Perşembe günü bazı protestocular sadece “laik” kelimesini yazan pankartlar taşırken, bir adam adalet terazisinin eşit şekilde asılı olduğu ve altına “erkekler” ve “kadınlar” kelimelerinin yazıldığı bir pankart tutuyordu.
“Suriye halkı birdir” sloganları atan halk, çok dinli ve çok etnikli bir ülkedeki ayrışmaları reddetti.
Gösteride silahlı, bazıları maskeli birkaç HTŞ militanı da dolaştı.

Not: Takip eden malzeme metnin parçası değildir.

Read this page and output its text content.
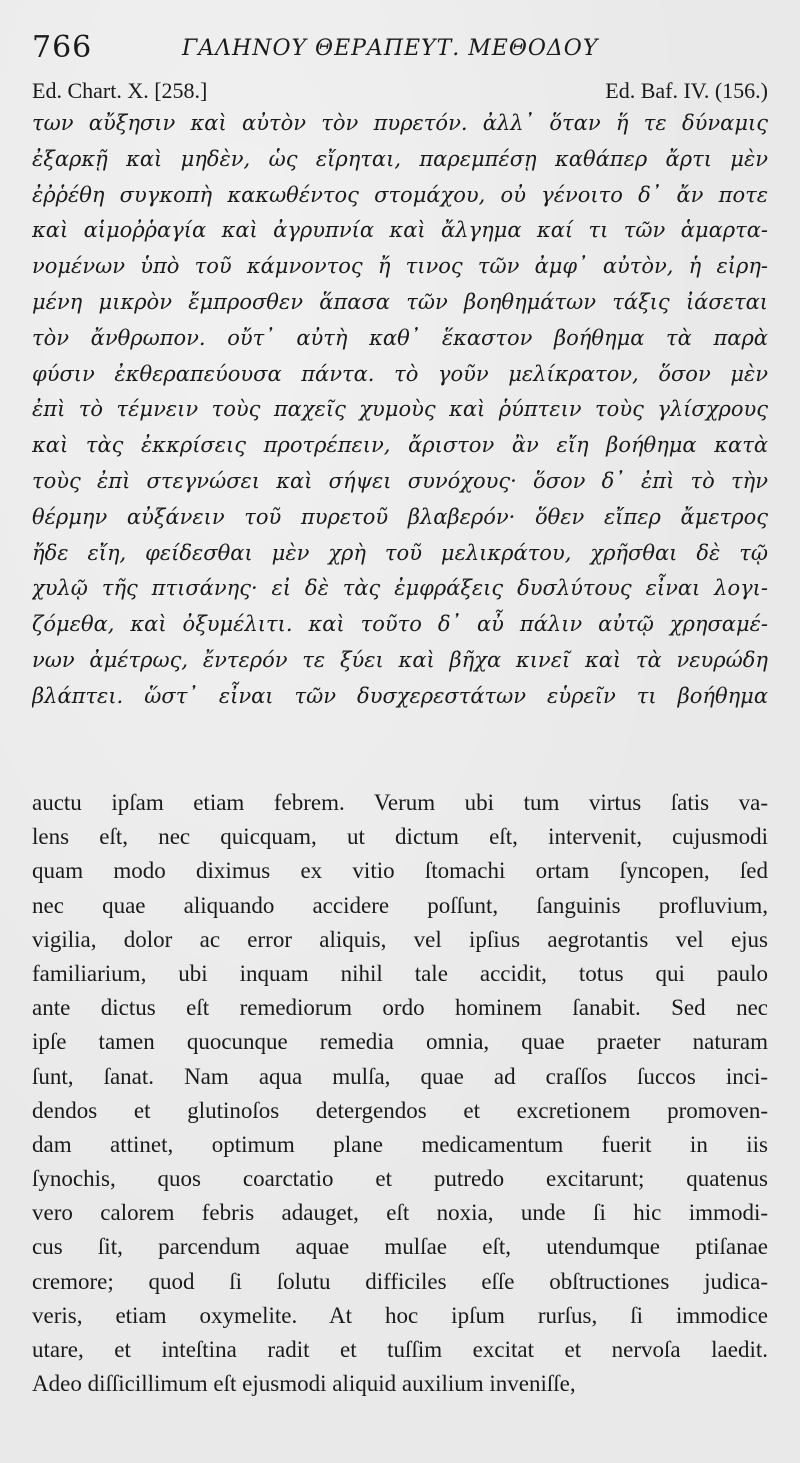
766	ΓΑΛΗΝΟΥ ΘΕΡΑΠΕΥΤ. ΜΕΘΟΔΟΥ
Ed. Chart. X. [258.]	Ed. Baf. IV. (156.)
των αὔξησιν καὶ αὐτὸν τὸν πυρετόν. ἀλλ᾽ ὅταν ἥ τε δύναμις
ἐξαρκῇ καὶ μηδὲν, ὡς εἴρηται, παρεμπέσῃ καθάπερ ἄρτι μὲν
ἐῤῥέθη συγκοπὴ κακωθέντος στομάχου, οὐ γένοιτο δ᾽ ἄν ποτε
καὶ αἱμοῤῥαγία καὶ ἀγρυπνία καὶ ἄλγημα καί τι τῶν ἁμαρτα-
νομένων ὑπὸ τοῦ κάμνοντος ἤ τινος τῶν ἀμφ᾽ αὐτὸν, ἡ εἰρη-
μένη μικρὸν ἔμπροσθεν ἅπασα τῶν βοηθημάτων τάξις ἰάσεται
τὸν ἄνθρωπον. οὔτ᾽ αὐτὴ καθ᾽ ἕκαστον βοήθημα τὰ παρὰ
φύσιν ἐκθεραπεύουσα πάντα. τὸ γοῦν μελίκρατον, ὅσον μὲν
ἐπὶ τὸ τέμνειν τοὺς παχεῖς χυμοὺς καὶ ῥύπτειν τοὺς γλίσχρους
καὶ τὰς ἐκκρίσεις προτρέπειν, ἄριστον ἂν εἴη βοήθημα κατὰ
τοὺς ἐπὶ στεγνώσει καὶ σήψει συνόχους· ὅσον δ᾽ ἐπὶ τὸ τὴν
θέρμην αὐξάνειν τοῦ πυρετοῦ βλαβερόν· ὅθεν εἴπερ ἄμετρος
ἤδε εἴη, φείδεσθαι μὲν χρὴ τοῦ μελικράτου, χρῆσθαι δὲ τῷ
χυλῷ τῆς πτισάνης· εἰ δὲ τὰς ἐμφράξεις δυσλύτους εἶναι λογι-
ζόμεθα, καὶ ὀξυμέλιτι. καὶ τοῦτο δ᾽ αὖ πάλιν αὐτῷ χρησαμέ-
νων ἀμέτρως, ἔντερόν τε ξύει καὶ βῆχα κινεῖ καὶ τὰ νευρώδη
βλάπτει. ὥστ᾽ εἶναι τῶν δυσχερεστάτων εὑρεῖν τι βοήθημα
auctu ipſam etiam febrem. Verum ubi tum virtus ſatis va-
lens eſt, nec quicquam, ut dictum eſt, intervenit, cujusmodi
quam modo diximus ex vitio ſtomachi ortam ſyncopen, ſed
nec quae aliquando accidere poſſunt, ſanguinis profluvium,
vigilia, dolor ac error aliquis, vel ipſius aegrotantis vel ejus
familiarium, ubi inquam nihil tale accidit, totus qui paulo
ante dictus eſt remediorum ordo hominem ſanabit. Sed nec
ipſe tamen quocunque remedia omnia, quae praeter naturam
ſunt, ſanat. Nam aqua mulſa, quae ad craſſos ſuccos inci-
dendos et glutinoſos detergendos et excretionem promoven-
dam attinet, optimum plane medicamentum fuerit in iis
ſynochis, quos coarctatio et putredo excitarunt; quatenus
vero calorem febris adauget, eſt noxia, unde ſi hic immodi-
cus ſit, parcendum aquae mulſae eſt, utendumque ptiſanae
cremore; quod ſi ſolutu difficiles eſſe obſtructiones judica-
veris, etiam oxymelite. At hoc ipſum rurſus, ſi immodice
utare, et inteſtina radit et tuſſim excitat et nervoſa laedit.
Adeo diſſicillimum eſt ejusmodi aliquid auxilium inveniſſe,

Kalabalığa seslenen bir kişi, “Büyük Suriye devrimi silahlı güçle zafer kazandı” derken, göstericiler “Kahrolsun askeri yönetim” sloganlarıyla onun sözünü kesti.
Kefiye takan ve koyu renk gözlük takan genç bir adamın elinde “Özgür kadınlar olmadan özgür bir millet olmaz” yazılı el yazısı bir pankart vardı. Bir diğer göstericinin pankartında ise “Kadın-erkek eşitliği meşru bir İslami ve uluslararası haktır” yazıyordu.

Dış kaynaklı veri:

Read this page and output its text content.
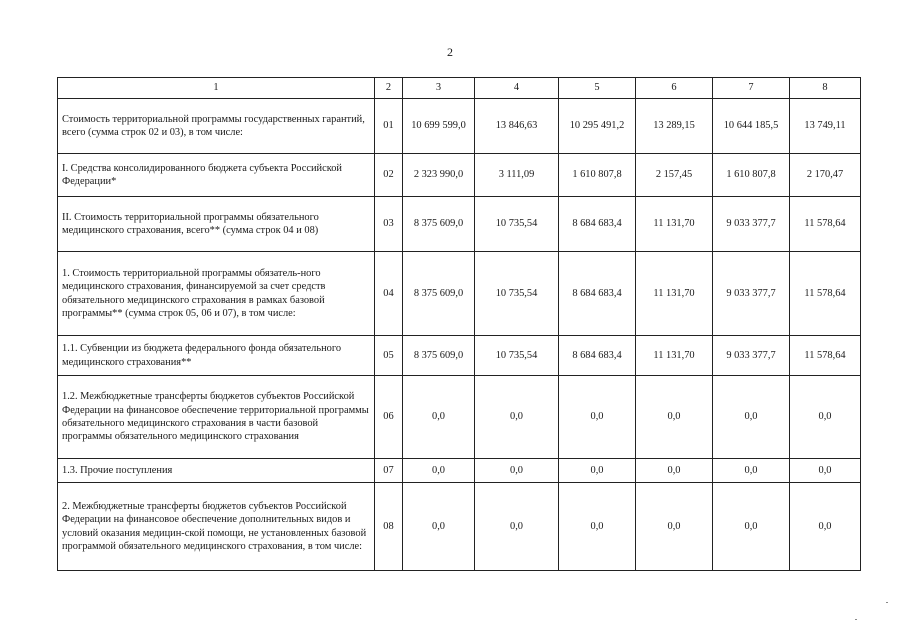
2
1	2	3	4	5	6	7	8
Стоимость территориальной программы государственных гарантий, всего (сумма строк 02 и 03), в том числе:	01	10 699 599,0	13 846,63	10 295 491,2	13 289,15	10 644 185,5	13 749,11
I. Средства консолидированного бюджета субъекта Российской Федерации*	02	2 323 990,0	3 111,09	1 610 807,8	2 157,45	1 610 807,8	2 170,47
II. Стоимость территориальной программы обязательного медицинского страхования, всего** (сумма строк 04 и 08)	03	8 375 609,0	10 735,54	8 684 683,4	11 131,70	9 033 377,7	11 578,64
1. Стоимость территориальной программы обязатель-ного медицинского страхования, финансируемой за счет средств обязательного медицинского страхования в рамках базовой программы** (сумма строк 05, 06 и 07), в том числе:	04	8 375 609,0	10 735,54	8 684 683,4	11 131,70	9 033 377,7	11 578,64
1.1. Субвенции из бюджета федерального фонда обязательного медицинского страхования**	05	8 375 609,0	10 735,54	8 684 683,4	11 131,70	9 033 377,7	11 578,64
1.2. Межбюджетные трансферты бюджетов субъектов Российской Федерации на финансовое обеспечение территориальной программы обязательного медицинского страхования в части базовой программы обязательного медицинского страхования	06	0,0	0,0	0,0	0,0	0,0	0,0
1.3. Прочие поступления	07	0,0	0,0	0,0	0,0	0,0	0,0
2. Межбюджетные трансферты бюджетов субъектов Российской Федерации на финансовое обеспечение дополнительных видов и условий оказания медицин-ской помощи, не установленных базовой программой обязательного медицинского страхования, в том числе:	08	0,0	0,0	0,0	0,0	0,0	0,0
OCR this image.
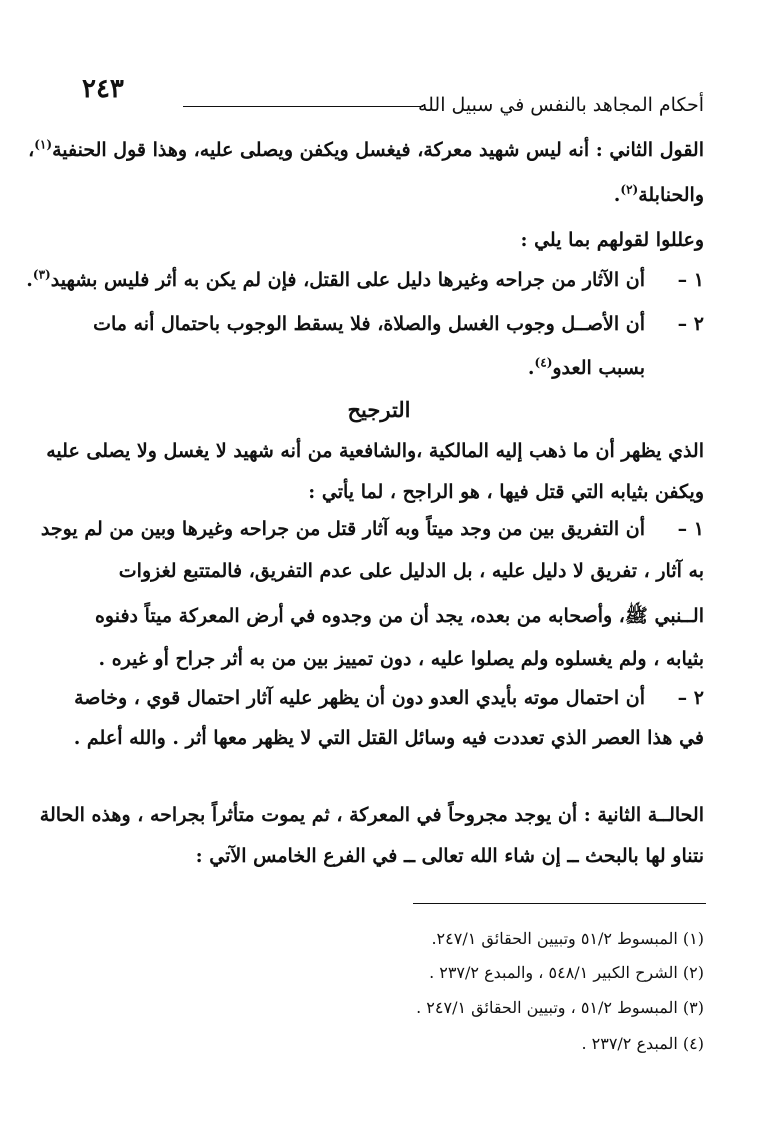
٢٤٣
أحكام المجاهد بالنفس في سبيل الله
القول الثاني : أنه ليس شهيد معركة، فيغسل ويكفن ويصلى عليه، وهذا قول الحنفية$^{(١)}$،
والحنابلة$^{(٢)}$.
وعللوا لقولهم بما يلي :
١ –
أن الآثار من جراحه وغيرها دليل على القتل، فإن لم يكن به أثر فليس بشهيد$^{(٣)}$.
٢ –
أن الأصــل وجوب الغسل والصلاة، فلا يسقط الوجوب باحتمال أنه مات
بسبب العدو$^{(٤)}$.
الترجيح
الذي يظهر أن ما ذهب إليه المالكية ،والشافعية من أنه شهيد لا يغسل ولا يصلى عليه
ويكفن بثيابه التي قتل فيها ، هو الراجح ، لما يأتي :
١ –
أن التفريق بين من وجد ميتاً وبه آثار قتل من جراحه وغيرها وبين من لم يوجد
به آثار ، تفريق لا دليل عليه ، بل الدليل على عدم التفريق، فالمتتبع لغزوات
الــنبي ﷺ، وأصحابه من بعده، يجد أن من وجدوه في أرض المعركة ميتاً دفنوه
بثيابه ، ولم يغسلوه ولم يصلوا عليه ، دون تمييز بين من به أثر جراح أو غيره .
٢ –
أن احتمال موته بأيدي العدو دون أن يظهر عليه آثار احتمال قوي ، وخاصة
في هذا العصر الذي تعددت فيه وسائل القتل التي لا يظهر معها أثر . والله أعلم .
الحالــة الثانية : أن يوجد مجروحاً في المعركة ، ثم يموت متأثراً بجراحه ، وهذه الحالة
نتناو لها بالبحث ــ إن شاء الله تعالى ــ في الفرع الخامس الآتي :
(١) المبسوط ٥١/٢ وتبيين الحقائق ٢٤٧/١.
(٢) الشرح الكبير ٥٤٨/١ ، والمبدع ٢٣٧/٢ .
(٣) المبسوط ٥١/٢ ، وتبيين الحقائق ٢٤٧/١ .
(٤) المبدع ٢٣٧/٢ .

Kalabalığın arasında arkadaşlarıyla birlikte duran oyuncu Raghda Khateb, “Suriyeli kadınlar sokaklarda, protestocuları korumada, yaralılara bakım vermede, cezaevlerinde ve gözaltı merkezlerinde sürekli bir ortak oldu” dedi.
Gösterinin, ülkede katı muhafazakar bir yönetim kurma girişimlerini engellemek için yapılan “önleyici” bir eylemin parçası olduğunu söyledi.
“Katil rejime karşı sokağa çıkan halk, yeniden ortaya çıkıp yönetmeye hazır” diye ekledi.
‘Liderlik etmeli’
Kadınların siyasi hayata katılım hakkı talebi, yeni siyasi yönetimin sözcüsü Obaida Arnaut’un “kadınların bakanlıklarda veya parlamentoda temsil edilmesinin… erken olduğunu” söylemesinden ve “biyolojik” ve diğer hususları öne sürmesinden birkaç gün sonra geldi.
Bu sözler, emekli memur olan 50 yaşındaki protestocu Majida Mudarres de dahil olmak üzere bazı Suriyeliler arasında eleştiri ve öfkeye yol açtı.
“Kadınların siyasi hayatta büyük bir rolü var… Kadınlara karşı herhangi bir pozisyonu gözlemleyeceğiz ve kabul etmeyeceğiz. Sessiz kaldığımız dönem sona erdi,” dedi AFP’ye.
Esad’ın ailesi muhalefeti ezerek Suriye’yi onlarca yıl demir yumrukla yönetti.
Televizyon dizileri yazan 29 yaşındaki Fatima Haşim, Suriyeli kadınların “sadece ortak olmamaları, aynı zamanda yeni bir Suriye inşa etme çalışmalarına liderlik etmeleri gerektiğini” söyledi.
Beyaz başörtüsü takan Haşim, kadınların “yeni toplumda önemli bir ses” olması gerektiğini söyledi.
Esad’ın İslam karşıtı yönetimi altında kadınlar Suriye’nin siyasi, sosyal ve ekonomik yaşamında yer aldılar; parlamento ve bakanlıklardaki temsil oranları zaman zaman yüzde 20 ile 30 arasında değişti.
Araştırmacı Widad Kreidi, birkaç hafta öncesine kadar Suriye’nin kuzeybatısındaki muhafazakar muhalif kalesini yöneten HTŞ’nin bazı açıklamalarının kendisini endişelendirdiğini söyledi.
Kreidi, “Erkekler savaşırken, kadınlar ekonomiyi ayakta tutuyor, çocuklarına bakıyor ve ailelerine bakıyorlardı” dedi.
“Hiç kimsenin Şam’a gelip kadınlara herhangi bir şekilde saldırmaya hakkı yoktur” diye ekledi.